Mówił o "braterstwie" Ukraińców i Rosjan. Oburzenie po słowach Macrona
- Ludzie "braterscy" nie zabijają dzieci, nie strzelają do cywilów, nie gwałcą kobiet, nie okaleczają osób starszych i nie niszczą domów innych "braterskich" ludzi - stwierdził rzecznik MSZ Ukrainy Oleg Nikolenko. Odniósł się w ten sposób do słów prezydenta Francji, który mówił o "braterstwie" między narodami rosyjskim i ukraińskim.
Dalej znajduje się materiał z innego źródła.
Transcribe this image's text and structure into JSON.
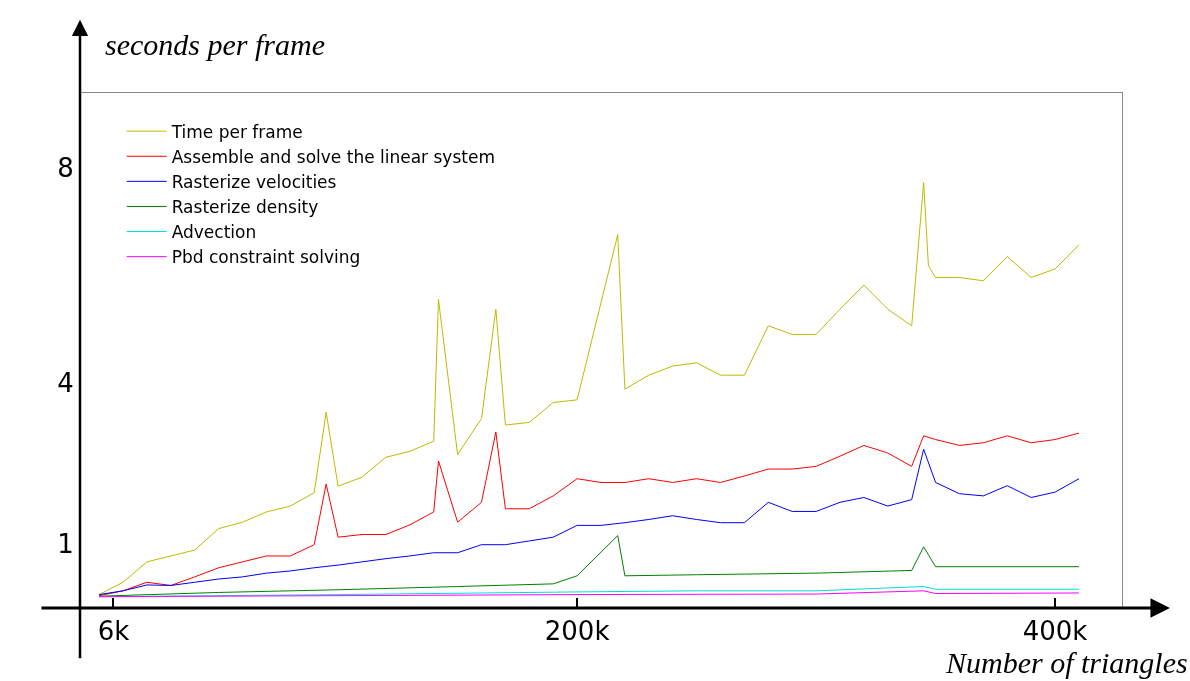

13.04.2022 | aktual.: 13.04.2022 17:09
Zalogowani mogą więcej
Możesz zapisać ten artykuł na później. Znajdziesz go potem na swoim koncie użytkownika
Słowa Emmanuela Macrona wywołały oburzenie w Ukrainie. Prezydent Francji, zapytany przez France 2 o nazwanie rosyjskich zbrodni wojennych mianem ludobójstwa, tak jak zrobił to Joe Biden, odpowiedział bardzo zachowawczo.
"Braterstwo Rosjan i Ukraińców". Oburzenie po słowach Macrona
- Byłbym ostrożny z takimi określeniami, ponieważ oba narody (Ukraińcy i Rosjanie - red.) są braćmi. Chcę wciąż próbować na tyle, na ile się da, powstrzymać tę wojnę i przywrócić pokój. Nie sądzę, by eskalacja retoryki przyczyniła się do tego - stwierdził prezydent Emmanuel Macron w rozmowie z francuskim nadawcą publicznym.
Ukraińskie Ministerstwo Spraw Zagranicznych wyraziło rozczarowanie tą wypowiedzią. Tamtejsza dyplomacja dowodzi, że nie ma obecnie mowy o braterstwie Ukraińców i Rosjan, a tego typu hasła wpisują się w rosyjską propagandę. Do słów Macrona odniósł się rzecznik ukraińskiego MSZ Oleg Nikolenko.
- Niechęć prezydenta Francji Emmanuela Macrona do uznania ludobójstwa Ukraińców po wszystkich głośnych oświadczeniach rosyjskich przywódców i zbrodniczych działaniach rosyjskiego wojska jest rozczarowująca - stwierdził Nikolenko, cytowany przez portal Ukraińska Pravda.
Zobacz także: "Rzeźnik Syrii" nowym dowódcą Rosjan. "Może dojść do jeszcze większej brutalizacji"
"Ludzie braterscy nie zabijają dzieci"
Jego zdaniem mit o braterstwie ukraińsko-rosyjskim padł w lutym, gdy Rosjanie zaatakowali Ukraińców.
- Ukraina i Rosja są historycznie bliskie ze względów obiektywnych, ale mit dwóch bratnich narodów Rosji i Ukrainy zaczął się kruszyć po zajęciu Krymu i agresji na Donbas w 2014 roku. Wtedy rzekomo przybyli rosyjscy "bracia", aby chronić ludność rosyjskojęzyczną. Ale w ciągu ośmiu lat zginęło 14 000 Ukraińców - ocenił rzecznik MSZ Ukrainy.
- Ludzie "braterscy" nie zabijają dzieci, nie strzelają do cywilów, nie gwałcą kobiet, nie okaleczają osób starszych i nie niszczą domów innych "braterskich" ludzi. Nawet najbardziej zaciekli wrogowie nie popełniają okrucieństw wobec bezbronnych ludzi - dodał Nikolenko.